On-screen fathers appear to be either hyper-masculine saviours or incompetent fools – there is little middle ground.
The 90s also gave us Forrest Gump. Moments after learning of his school-aged son’s existence, Forrest is engulfed immediately with emotion. From there, we see him step up and into the role of primary caretaker with a tenderness and devotion that broke us in two.
That said, today’s predominant idea of on-screen masculinity remains rooted in the legacies of such creators as Stanley Kubrick, who stylised patriarchal ultra-violence and sexism, Quentin Tarantino who glorified it, and Matt Groening who politicised it through his iconic sitcom. And while David Fincher’s work from the 80s onwards cleverly examines the toxic masculine paradigm disguised as the ‘American Dream’, his messaging was largely overlooked in favour of the Michael Douglas archetype he arguably created.
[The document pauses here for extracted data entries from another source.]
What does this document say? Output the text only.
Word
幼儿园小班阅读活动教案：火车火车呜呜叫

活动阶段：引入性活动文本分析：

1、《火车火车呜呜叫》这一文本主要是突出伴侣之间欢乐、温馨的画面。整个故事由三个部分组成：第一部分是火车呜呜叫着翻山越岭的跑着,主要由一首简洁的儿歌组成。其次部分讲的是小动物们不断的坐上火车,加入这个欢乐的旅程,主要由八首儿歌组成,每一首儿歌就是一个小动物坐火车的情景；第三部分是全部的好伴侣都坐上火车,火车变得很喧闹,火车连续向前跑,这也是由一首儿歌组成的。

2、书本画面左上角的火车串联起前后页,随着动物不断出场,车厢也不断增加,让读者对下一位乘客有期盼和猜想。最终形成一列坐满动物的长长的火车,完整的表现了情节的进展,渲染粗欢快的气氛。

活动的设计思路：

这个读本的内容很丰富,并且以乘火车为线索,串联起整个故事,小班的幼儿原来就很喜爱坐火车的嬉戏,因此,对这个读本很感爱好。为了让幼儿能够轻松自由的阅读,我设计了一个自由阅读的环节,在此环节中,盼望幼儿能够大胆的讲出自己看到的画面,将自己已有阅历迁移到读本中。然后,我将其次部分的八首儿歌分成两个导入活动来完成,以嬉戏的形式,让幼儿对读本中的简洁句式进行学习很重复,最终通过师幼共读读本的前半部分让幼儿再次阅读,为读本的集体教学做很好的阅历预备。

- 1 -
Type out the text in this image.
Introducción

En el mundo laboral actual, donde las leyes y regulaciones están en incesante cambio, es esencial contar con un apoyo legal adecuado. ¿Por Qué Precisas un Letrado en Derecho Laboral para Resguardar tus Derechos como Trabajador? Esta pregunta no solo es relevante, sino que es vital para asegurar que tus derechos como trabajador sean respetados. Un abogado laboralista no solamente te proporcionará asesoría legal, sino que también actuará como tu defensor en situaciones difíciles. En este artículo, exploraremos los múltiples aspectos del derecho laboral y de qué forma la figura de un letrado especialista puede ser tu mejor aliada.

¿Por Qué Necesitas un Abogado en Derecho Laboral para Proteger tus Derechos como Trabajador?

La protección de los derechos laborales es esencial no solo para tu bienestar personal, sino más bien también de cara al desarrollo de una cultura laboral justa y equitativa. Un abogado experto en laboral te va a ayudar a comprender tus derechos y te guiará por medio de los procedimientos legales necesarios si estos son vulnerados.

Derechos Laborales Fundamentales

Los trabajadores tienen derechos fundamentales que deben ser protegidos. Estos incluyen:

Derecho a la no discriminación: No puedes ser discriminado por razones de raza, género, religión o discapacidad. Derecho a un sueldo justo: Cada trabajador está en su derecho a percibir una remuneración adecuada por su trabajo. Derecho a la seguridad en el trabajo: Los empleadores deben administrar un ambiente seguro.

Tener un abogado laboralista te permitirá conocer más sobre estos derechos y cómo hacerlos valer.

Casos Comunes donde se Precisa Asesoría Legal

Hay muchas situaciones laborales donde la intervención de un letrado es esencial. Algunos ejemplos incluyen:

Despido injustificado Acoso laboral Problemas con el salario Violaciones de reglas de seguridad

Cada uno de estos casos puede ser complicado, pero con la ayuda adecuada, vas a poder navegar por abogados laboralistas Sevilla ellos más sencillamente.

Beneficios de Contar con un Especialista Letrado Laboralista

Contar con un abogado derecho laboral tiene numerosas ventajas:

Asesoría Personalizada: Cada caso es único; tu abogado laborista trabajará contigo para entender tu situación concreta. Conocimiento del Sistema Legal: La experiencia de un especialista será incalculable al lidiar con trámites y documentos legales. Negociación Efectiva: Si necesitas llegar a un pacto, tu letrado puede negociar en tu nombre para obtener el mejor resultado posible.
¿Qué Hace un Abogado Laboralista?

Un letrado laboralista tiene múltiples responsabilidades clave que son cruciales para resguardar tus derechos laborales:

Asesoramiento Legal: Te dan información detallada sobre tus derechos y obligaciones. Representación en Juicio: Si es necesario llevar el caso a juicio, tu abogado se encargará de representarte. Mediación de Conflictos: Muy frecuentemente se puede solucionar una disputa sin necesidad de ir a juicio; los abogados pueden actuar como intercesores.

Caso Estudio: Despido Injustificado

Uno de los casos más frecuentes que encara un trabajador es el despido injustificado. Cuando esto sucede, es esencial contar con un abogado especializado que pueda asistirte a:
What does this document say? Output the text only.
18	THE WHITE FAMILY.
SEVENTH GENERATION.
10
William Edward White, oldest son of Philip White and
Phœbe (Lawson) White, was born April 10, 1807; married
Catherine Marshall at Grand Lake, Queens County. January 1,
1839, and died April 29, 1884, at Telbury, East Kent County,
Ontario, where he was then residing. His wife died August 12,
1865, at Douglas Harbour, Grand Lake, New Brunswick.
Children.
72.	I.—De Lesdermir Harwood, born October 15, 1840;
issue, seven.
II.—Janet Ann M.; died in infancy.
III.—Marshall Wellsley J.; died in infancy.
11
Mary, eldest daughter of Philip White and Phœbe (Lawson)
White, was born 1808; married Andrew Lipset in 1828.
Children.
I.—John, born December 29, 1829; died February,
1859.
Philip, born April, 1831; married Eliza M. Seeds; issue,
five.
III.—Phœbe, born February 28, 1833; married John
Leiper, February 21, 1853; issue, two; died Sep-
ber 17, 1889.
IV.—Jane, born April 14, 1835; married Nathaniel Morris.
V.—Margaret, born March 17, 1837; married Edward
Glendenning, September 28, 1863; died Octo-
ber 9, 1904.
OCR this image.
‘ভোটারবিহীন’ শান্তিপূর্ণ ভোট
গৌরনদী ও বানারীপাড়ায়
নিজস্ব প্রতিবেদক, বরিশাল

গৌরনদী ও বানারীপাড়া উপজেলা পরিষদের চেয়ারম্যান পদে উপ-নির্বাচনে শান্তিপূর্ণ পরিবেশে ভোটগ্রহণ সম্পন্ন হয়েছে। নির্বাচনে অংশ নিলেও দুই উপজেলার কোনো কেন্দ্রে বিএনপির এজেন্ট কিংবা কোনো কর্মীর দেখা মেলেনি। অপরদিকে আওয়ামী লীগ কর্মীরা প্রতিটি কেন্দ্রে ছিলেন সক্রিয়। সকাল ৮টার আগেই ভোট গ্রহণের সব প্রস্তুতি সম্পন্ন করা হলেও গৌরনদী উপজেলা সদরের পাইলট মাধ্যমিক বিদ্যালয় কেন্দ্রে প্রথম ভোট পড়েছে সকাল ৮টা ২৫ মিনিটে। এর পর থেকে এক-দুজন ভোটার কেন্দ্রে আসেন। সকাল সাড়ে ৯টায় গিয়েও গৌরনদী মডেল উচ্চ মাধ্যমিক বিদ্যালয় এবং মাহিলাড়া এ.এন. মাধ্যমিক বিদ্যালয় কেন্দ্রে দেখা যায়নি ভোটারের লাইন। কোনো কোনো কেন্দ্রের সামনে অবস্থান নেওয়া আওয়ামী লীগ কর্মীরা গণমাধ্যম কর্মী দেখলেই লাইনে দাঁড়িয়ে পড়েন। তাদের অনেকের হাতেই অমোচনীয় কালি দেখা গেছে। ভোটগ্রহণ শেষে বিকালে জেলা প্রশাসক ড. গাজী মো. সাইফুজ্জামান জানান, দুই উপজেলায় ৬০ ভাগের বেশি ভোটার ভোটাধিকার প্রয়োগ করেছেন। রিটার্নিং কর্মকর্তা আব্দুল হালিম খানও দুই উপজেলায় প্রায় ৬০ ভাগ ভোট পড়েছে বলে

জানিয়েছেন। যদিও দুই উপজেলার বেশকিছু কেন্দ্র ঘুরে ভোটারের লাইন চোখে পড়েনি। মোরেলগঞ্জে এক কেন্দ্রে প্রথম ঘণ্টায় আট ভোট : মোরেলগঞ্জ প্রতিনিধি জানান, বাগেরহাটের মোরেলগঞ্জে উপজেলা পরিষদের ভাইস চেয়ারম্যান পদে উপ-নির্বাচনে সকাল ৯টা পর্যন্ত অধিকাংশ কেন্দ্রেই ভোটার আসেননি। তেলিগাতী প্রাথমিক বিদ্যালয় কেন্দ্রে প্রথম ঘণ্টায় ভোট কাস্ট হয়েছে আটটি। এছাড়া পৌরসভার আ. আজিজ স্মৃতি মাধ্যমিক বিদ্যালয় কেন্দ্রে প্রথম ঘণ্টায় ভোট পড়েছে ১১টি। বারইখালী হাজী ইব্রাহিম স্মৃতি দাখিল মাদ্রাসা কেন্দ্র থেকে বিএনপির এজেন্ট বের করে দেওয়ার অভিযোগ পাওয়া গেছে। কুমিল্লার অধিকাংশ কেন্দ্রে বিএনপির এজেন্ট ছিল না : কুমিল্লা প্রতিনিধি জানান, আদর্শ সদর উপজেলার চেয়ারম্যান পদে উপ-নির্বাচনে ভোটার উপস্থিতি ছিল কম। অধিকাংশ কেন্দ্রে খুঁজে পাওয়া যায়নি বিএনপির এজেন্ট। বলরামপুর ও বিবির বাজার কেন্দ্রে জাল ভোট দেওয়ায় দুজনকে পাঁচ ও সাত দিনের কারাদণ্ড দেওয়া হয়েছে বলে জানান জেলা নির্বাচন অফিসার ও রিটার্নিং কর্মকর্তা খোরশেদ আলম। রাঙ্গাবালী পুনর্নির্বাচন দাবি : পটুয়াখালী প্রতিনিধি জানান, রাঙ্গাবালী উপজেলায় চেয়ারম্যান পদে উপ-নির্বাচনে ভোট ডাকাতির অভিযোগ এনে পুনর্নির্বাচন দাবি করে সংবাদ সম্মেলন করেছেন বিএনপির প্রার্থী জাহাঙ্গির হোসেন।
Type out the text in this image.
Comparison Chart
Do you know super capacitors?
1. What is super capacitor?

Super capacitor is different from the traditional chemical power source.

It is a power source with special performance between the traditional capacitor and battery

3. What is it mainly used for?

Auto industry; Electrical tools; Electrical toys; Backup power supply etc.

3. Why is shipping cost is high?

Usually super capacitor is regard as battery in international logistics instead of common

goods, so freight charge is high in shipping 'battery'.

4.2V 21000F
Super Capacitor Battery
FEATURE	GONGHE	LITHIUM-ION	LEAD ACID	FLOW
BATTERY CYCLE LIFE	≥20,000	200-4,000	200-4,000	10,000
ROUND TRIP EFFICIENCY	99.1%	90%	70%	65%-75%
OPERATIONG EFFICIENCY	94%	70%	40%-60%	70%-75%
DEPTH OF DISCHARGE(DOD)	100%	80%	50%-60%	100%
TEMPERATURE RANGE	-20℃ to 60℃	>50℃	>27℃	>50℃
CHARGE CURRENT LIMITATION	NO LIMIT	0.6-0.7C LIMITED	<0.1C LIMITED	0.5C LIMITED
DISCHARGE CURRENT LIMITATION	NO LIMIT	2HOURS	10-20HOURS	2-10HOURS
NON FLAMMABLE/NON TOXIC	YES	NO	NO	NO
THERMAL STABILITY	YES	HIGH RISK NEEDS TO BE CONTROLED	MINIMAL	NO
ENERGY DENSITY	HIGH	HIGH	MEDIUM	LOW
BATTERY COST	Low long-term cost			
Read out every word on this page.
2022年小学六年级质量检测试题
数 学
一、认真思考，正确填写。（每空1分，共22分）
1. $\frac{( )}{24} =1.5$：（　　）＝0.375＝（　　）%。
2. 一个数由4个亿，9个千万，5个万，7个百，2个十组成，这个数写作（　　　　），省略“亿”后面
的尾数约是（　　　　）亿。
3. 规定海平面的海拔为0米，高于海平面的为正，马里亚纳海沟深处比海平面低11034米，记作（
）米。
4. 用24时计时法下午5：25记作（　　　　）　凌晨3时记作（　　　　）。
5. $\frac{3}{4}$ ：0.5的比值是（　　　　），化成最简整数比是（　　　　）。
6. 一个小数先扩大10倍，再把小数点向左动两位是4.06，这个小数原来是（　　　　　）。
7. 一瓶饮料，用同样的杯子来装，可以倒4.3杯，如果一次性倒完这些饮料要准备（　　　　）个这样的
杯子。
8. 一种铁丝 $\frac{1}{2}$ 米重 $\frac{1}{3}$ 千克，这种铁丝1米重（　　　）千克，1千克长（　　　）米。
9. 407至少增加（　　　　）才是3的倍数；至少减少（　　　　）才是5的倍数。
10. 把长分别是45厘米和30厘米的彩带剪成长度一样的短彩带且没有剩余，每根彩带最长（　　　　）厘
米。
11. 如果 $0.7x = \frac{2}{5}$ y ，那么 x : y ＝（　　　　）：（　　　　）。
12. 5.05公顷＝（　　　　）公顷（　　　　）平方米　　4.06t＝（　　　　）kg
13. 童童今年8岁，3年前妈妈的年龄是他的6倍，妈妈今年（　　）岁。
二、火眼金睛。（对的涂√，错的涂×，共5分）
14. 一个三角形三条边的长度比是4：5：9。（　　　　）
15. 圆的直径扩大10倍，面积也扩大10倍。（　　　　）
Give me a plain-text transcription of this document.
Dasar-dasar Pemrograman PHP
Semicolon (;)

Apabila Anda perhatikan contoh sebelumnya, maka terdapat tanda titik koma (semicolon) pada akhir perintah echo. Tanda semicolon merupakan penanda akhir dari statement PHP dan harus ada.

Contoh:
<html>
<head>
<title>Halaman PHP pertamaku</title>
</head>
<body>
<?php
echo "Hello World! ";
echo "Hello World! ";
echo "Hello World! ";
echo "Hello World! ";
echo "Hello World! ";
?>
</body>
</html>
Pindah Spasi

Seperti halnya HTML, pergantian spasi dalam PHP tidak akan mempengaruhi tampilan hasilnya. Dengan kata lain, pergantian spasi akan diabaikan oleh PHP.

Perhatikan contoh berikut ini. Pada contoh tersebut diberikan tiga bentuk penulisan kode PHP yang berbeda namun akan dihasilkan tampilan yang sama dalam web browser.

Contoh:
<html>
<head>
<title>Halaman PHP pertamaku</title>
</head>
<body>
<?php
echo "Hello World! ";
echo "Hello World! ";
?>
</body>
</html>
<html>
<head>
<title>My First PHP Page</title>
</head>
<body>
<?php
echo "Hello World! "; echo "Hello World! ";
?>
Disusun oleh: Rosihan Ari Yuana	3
As a writer, feminist and participator in the arts, I wrestle with conflicting desires: for popular culture (and the daddies within it) to embody the progress we demand of society, but also for our contemporary realities to be reflected accurately back to us. In 2019, amid a Trump presidency, #MeToo, and the globalisation of consumer-generated media, to be engaged in culture is to be a critic. As contemporary consumers, we feel implicated in what’s in front of us. If the art is bad, we’ll make it known. If it’s simultaneously harrowing, mirroring, or worthy of discussion, it becomes reciprocal no matter how virulent or regressive its themes. Which is to say, we’ll continue to endure shit daddies on screen, but on the basis of critique and/or cultural observation.
New media’s ostensible ‘daddy’ of enlightenment, Jordan Peterson, would likely beg to differ. With a growing audience of textbook-loving ‘Type A’ men, Peterson enjoys spouting studies skewed in favour of the capitalist-patriarchal nuclear family which prescribes cisgender heteronormative parenthood as a central and primary truth. Peterson advocates for the rough-and-tumble dynamic a present father brings to the average household, pushing it as the exemplar for raising healthy children.
But while Peterson’s trope is soaked up by masses of men eager to clutch onto all they know, he fails to interrogate the flaws in the very system he draws from in the first place. Peterson references studies from societal contexts which have long been patriarchal, thus long been broken. Absent in his argument is the reimagining of societies and systems that enable diverse and ‘unconventional’ family structures to flourish.
I want popular culture to embody the progress we demand of society, but also for our contemporary realities to be reflected accurately back to us.
Certainly, on screen, there is evidence of progression. We see it in the character, Bandit, from the hugely successful Australian animated series Bluey (2018). Intended as a show for both children and adults, Bluey presents a warm, idealistic depiction of fatherhood void of paternalism. Bandit is an engaged, gentle and patient father in a family of cute, humanoid dogs and dingoes. Shifting fluidly between adventures and domesticity, Bandit rolls with the punches, subtly rejects gendered rigidness, and values the power of play.
We’re ready to see the normalisation of paternal tenderness on our screens. As well as single parents and carers, gender non-conforming parents, trans parents, and same-sex or diverse sex families, as anything but the exception. We yearn for an abundance of portrayals that see those historically on the fringes rebuilding and reimagining – rather than battling up against – societies that allow for living equitably and thriving wholly.
Ideas which were once considered radical, we envisage as the future. Welcomed are narratives that work with or without fathers – good or mediocre. On or off screen. Even if, and especially when, parents have shot through, failed us, or been unable to love us.
Animal Kingdom seasons 1–4 are available on Netflix. Bluey is available on ABC iView.